Men have shown steady annual gains of 0.2 years in life expectancy in recent years while the rate for women gained less or stayed flat.
Where we live
•The pull of suburbia did not let up despite an urban renaissance fueled by empty nesters and the young and childless. More than half of Americans — about 158 million — are suburbanites. In 1990, just over 48% were. In just 20 years, almost 40 million more people lived in suburbs.
•Rural areas continued their decline, their population remaining stagnant over 20 years at 50 million. Rural residents now make up only 16% of total population, down from 20% in 1990.
“Remote rural counties grew the least and the outer suburbs of large metro areas grew the most during the 20-year period,” says Kenneth Johnson, demographer at the University of New Hampshire’s Carsey Institute. “In rural areas, farm counties grew the least and retirement counties grew the most.”
•The nation is tipping south and west. The allure of Sun Belt states such as California and Florida was in full bloom 20 years ago, but no one saw the population explosion that hit states throughout the region, from North Carolina to Nevada.
“We knew people were moving to the Sun Belt but we didn’t know people were moving to the interior part of the Sun Belt,” Frey says. “This time, California didn’t even gain a seat in Congress but Nevada, Arizona and Utah all gained seats. These are the new pioneering areas of the U.S.”
At the same time, growth slowed in the Northeast and Midwest, where less than 40% of the U.S. population lives now compared with more than 44% in 1990. More than 37% now live in the South and 23% in the West. For the first time, more people live in the West than the Midwest. Twenty years ago, the West first surpassed the Northeast.
“It’s not something we would have foreseen, this emptying out of the industrial Midwest,” Frey says. “This decade has made that much more permanent, much more dramatic.”
•Because of suburbanization, cities that were mere specks on the map 20 years ago are major urban centers today. Frisco, Texas, for example, a northern suburb of Dallas, was a hamlet of 6,141 in 1990. In 2010: 116,989.
“It’s the newest city in America with more than 100,000 people,” says Lang, who coined the term “boomburbs.”
Life stages for Americans
Tweens? twentysomethings? Young professionals? Oldest old?
Partly because of longevity, largely because of economic and cultural influences, life stages are stretching far beyond the five traditional categories — kids, teens, young adults, middle-aged and old. That gives marketers more sales pitches to customize for age niches.
Children go from being children to the in-between stage of tweenhood that precedes teenage years. Young adults, staying in college longer and many moving back home after they graduate, are in a new stage of delayed adulthood.
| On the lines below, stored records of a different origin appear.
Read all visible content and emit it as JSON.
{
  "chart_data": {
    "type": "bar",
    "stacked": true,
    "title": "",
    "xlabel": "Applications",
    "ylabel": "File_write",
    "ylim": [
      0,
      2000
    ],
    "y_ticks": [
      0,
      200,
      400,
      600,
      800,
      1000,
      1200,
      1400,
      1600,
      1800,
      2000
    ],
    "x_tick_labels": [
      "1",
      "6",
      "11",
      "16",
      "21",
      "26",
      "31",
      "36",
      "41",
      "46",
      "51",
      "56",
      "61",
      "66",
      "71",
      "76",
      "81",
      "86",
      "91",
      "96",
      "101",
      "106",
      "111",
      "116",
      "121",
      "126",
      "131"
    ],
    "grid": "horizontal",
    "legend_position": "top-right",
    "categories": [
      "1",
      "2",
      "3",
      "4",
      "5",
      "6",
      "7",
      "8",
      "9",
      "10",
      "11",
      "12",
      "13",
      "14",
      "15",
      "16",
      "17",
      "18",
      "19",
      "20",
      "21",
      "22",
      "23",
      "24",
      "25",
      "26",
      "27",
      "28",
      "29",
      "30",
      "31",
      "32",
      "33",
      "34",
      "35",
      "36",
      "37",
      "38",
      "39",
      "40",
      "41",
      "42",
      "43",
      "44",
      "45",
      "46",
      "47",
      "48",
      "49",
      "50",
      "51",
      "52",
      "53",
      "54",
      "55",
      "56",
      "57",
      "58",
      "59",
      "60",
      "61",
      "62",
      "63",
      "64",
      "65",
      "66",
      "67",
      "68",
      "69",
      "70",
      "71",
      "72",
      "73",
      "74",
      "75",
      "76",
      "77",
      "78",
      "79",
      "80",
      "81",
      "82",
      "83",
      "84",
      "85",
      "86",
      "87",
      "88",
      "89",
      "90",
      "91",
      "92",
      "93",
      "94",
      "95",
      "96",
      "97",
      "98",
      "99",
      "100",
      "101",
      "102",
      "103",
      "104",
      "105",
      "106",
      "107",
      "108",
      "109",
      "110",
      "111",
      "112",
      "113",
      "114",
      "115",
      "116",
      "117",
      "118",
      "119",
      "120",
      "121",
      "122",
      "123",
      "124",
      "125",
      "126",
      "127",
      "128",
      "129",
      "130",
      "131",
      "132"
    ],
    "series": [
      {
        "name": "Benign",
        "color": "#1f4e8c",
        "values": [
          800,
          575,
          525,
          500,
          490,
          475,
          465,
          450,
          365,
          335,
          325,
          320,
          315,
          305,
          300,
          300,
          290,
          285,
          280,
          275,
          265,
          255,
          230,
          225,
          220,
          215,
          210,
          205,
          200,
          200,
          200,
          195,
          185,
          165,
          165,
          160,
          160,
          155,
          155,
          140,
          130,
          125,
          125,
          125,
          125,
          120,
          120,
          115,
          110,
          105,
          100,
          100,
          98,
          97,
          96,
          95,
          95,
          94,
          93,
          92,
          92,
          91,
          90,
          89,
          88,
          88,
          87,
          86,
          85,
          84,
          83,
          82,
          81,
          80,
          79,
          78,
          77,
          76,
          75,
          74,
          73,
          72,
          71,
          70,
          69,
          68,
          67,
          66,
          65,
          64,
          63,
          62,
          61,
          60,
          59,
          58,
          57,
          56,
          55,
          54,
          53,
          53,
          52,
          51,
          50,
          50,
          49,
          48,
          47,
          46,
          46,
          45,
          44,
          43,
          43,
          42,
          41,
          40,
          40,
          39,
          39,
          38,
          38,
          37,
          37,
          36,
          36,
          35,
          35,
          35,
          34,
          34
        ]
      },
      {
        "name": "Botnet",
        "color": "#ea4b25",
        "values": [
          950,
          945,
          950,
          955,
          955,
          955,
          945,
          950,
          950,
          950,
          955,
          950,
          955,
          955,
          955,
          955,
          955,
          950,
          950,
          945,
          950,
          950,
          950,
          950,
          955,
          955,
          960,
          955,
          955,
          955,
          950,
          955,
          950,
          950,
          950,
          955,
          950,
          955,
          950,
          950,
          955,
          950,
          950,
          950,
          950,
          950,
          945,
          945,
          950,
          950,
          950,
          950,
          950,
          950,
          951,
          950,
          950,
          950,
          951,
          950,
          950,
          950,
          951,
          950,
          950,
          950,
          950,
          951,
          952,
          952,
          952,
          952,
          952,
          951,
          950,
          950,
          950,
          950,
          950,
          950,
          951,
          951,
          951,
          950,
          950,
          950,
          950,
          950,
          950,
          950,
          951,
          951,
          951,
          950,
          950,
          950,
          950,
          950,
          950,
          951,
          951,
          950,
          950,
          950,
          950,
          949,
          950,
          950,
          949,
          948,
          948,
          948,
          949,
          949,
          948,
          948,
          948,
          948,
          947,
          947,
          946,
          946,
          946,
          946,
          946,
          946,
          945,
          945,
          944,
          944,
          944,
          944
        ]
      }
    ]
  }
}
“It’s partly the extension of childhood to about age 30 at this point,” Russell says. “Because of education, the time it takes to establish a career and marry, people are about 30. That’s when, interestingly, voting rates rise.”
In 2010, 24 million adult children lived at home, she says, many of them because they can’t find jobs or can’t afford housing.
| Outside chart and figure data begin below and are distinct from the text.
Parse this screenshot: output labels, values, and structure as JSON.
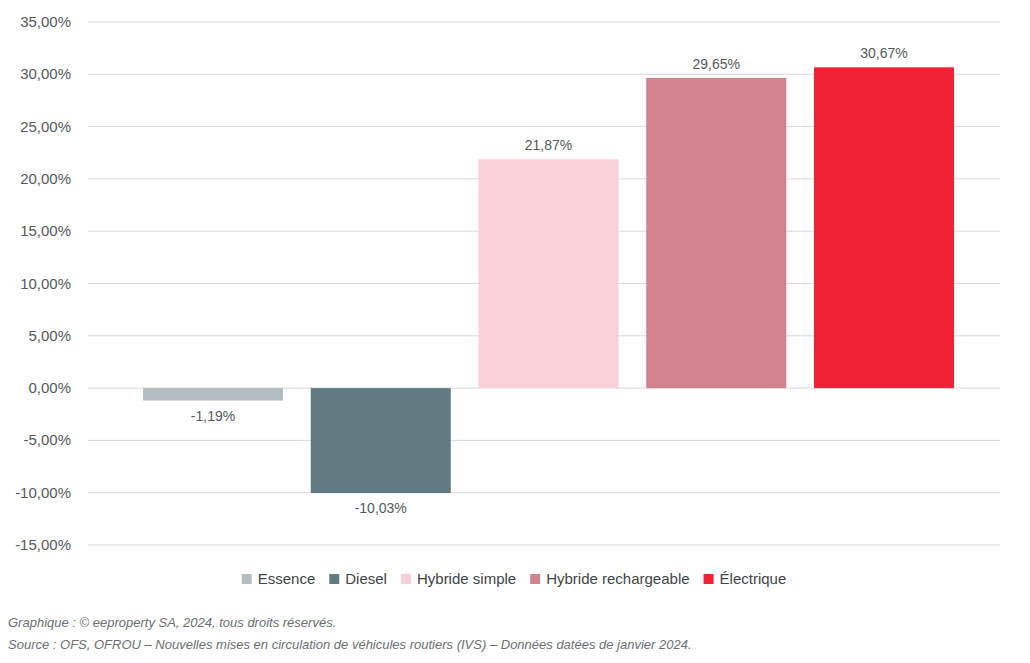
{
  "chart_data": {
    "type": "bar",
    "categories": [
      "Essence",
      "Diesel",
      "Hybride simple",
      "Hybride rechargeable",
      "Électrique"
    ],
    "values": [
      -1.19,
      -10.03,
      21.87,
      29.65,
      30.67
    ],
    "value_labels": [
      "-1,19%",
      "-10,03%",
      "21,87%",
      "29,65%",
      "30,67%"
    ],
    "colors": [
      "#b3bec3",
      "#627b83",
      "#f8d1d8",
      "#d0838f",
      "#f22236"
    ],
    "ylim": [
      -15,
      35
    ],
    "yticks": [
      {
        "value": -15,
        "label": "-15,00%"
      },
      {
        "value": -10,
        "label": "-10,00%"
      },
      {
        "value": -5,
        "label": "-5,00%"
      },
      {
        "value": 0,
        "label": "0,00%"
      },
      {
        "value": 5,
        "label": "5,00%"
      },
      {
        "value": 10,
        "label": "10,00%"
      },
      {
        "value": 15,
        "label": "15,00%"
      },
      {
        "value": 20,
        "label": "20,00%"
      },
      {
        "value": 25,
        "label": "25,00%"
      },
      {
        "value": 30,
        "label": "30,00%"
      },
      {
        "value": 35,
        "label": "35,00%"
      }
    ],
    "grid": true,
    "data_labels": true,
    "legend": "bottom",
    "tick_labels": "y",
    "annotations": [
      "Graphique : © eeproperty SA, 2024, tous droits réservés.",
      "Source : OFS, OFROU – Nouvelles mises en circulation de véhicules routiers (IVS) – Données datées de janvier 2024."
    ]
  }
}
“That’s one of the surprises,” Russell says. “Who knew in 1990, when boomers were young adults, that they would be so family-oriented? … First, they were family-oriented by choice and now it’s by necessity.”
People are living longer and older people are working longer, creating new degrees of aging.
The 85-plus population climbed from about 3 million in 1990 (1.2% of the population), to 5.5 million — 1.8% —in 2010.
“We didn’t appreciate how old the white population would get in 20 years,” Frey says, and how diverse the younger population would get. “The future is people of all races and ethnicities.”